Publie le jeudi 17 mars 2005 par Open-Publishing

Propos recueillis par Sylvia Zappi

Entretien avec José Bové, ancien porte-parole de la Confédération paysanne.

Les agriculteurs sont, depuis trente ans, les premiers bénéficiaires des aides financières européennes. Pourquoi entrez-vous en campagne, au nom de la confédération paysanne, pour le "non" au traité européen ?

L’Europe s’est construite d’abord avec la mise en place de la politique agricole commune (PAC) et les agriculteurs ont été les premiers à participer à cette construction. Il s’agissait d’organiser la souveraineté alimentaire comme facteur de paix. La situation s’est complètement inversée avec la réforme de la PAC.

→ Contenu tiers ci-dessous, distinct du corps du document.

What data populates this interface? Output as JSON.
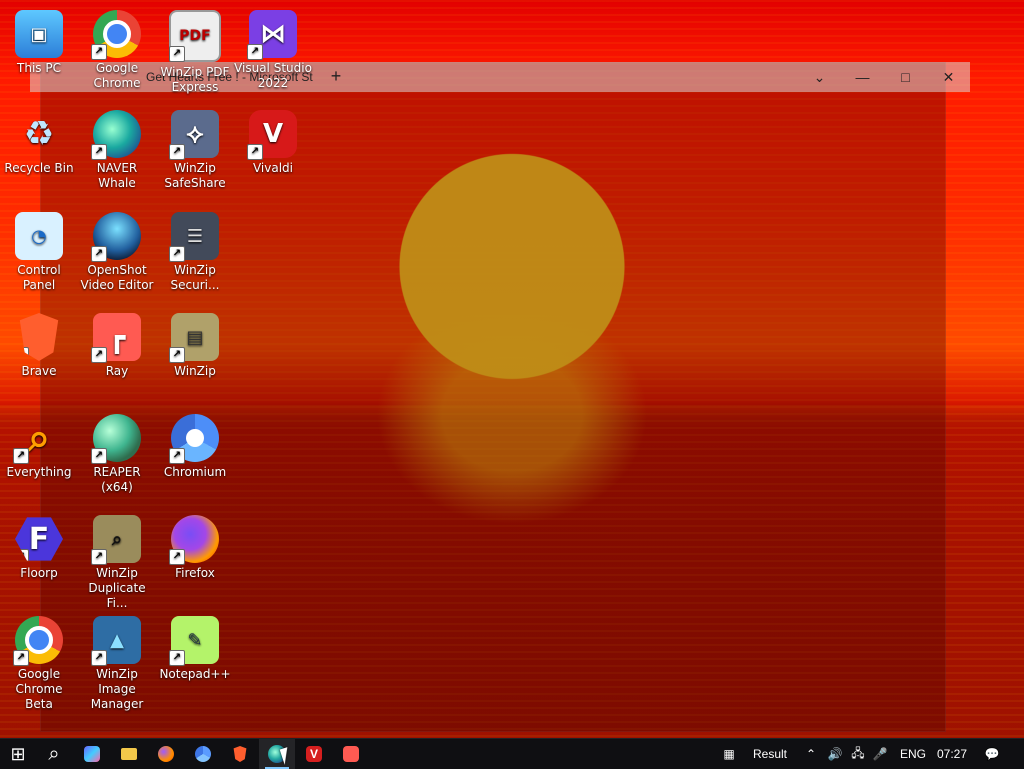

On a modifié les règles d’attribution des aides aux agriculteurs en abandonnant la préférence communautaire et on est entré dans une logique de marché en appliquant les prix mondiaux. Cela va avoir des conséquences dramatiques chez les paysans. Depuis dix ans, 200 000 exploitations disparaissent chaque année dans l’Union européenne, c’est-à-dire une exploitation toutes les trois minutes. C’est l’ensemble de cette construction européenne agricole qui est en train d’être démantelée.

Mais en quoi le texte qui est débattu aujourd’hui accentue- t-il ce phénomène ?

On parle beaucoup de la directive Bolkestein, mais nous avons eu le même type de processus de déréglementation de la concurrence dans la filière fruits et légumes. On a assisté à une concentration de serres en Andalousie, dans le sud de l’Espagne, où les gros exploitants obtiennent des prix de vente dérisoires en employant des travailleurs clandestins et avec une législation sociale inférieure à la nôtre. C’est cette logique que les paysans rejettent en votant "non".

N’est-ce pas un discours déjà développé par d’autres ?

Peut-être, mais c’est important qu’il soit tenu aussi par des représentants des mouvements sociaux et qu’on trouve un équilibre, dans le courant antilibéral, entre politiques et syndicalistes ou associatifs.

De nombreux électeurs n’ont pas compris qu’à partir du moment où ce traité sera voté il n’y aura plus d’échappatoire, plus d’alternative politique, économique ou sociale possible. Je vous donne un exemple : si la Constitution française avait été construite sur les mêmes principes, l’alternance de 1981 n’aurait jamais été possible.

On voit à gauche une multiplication de réunions des partis politiques. N’est-ce pas le signe d’une certaine concurrence ?

Pour la Confédération paysanne, il est important de travailler avec tout le monde pour ne pas laisser le "non" aux antieuropéens et à l’extrême droite.

Notre objectif est de parvenir à construire un éventail qui aille de l’extrême gauche aux radicaux. Les comités locaux qui se sont multipliés - nous en comptons un millier sur le territoire - sont donc essentiels.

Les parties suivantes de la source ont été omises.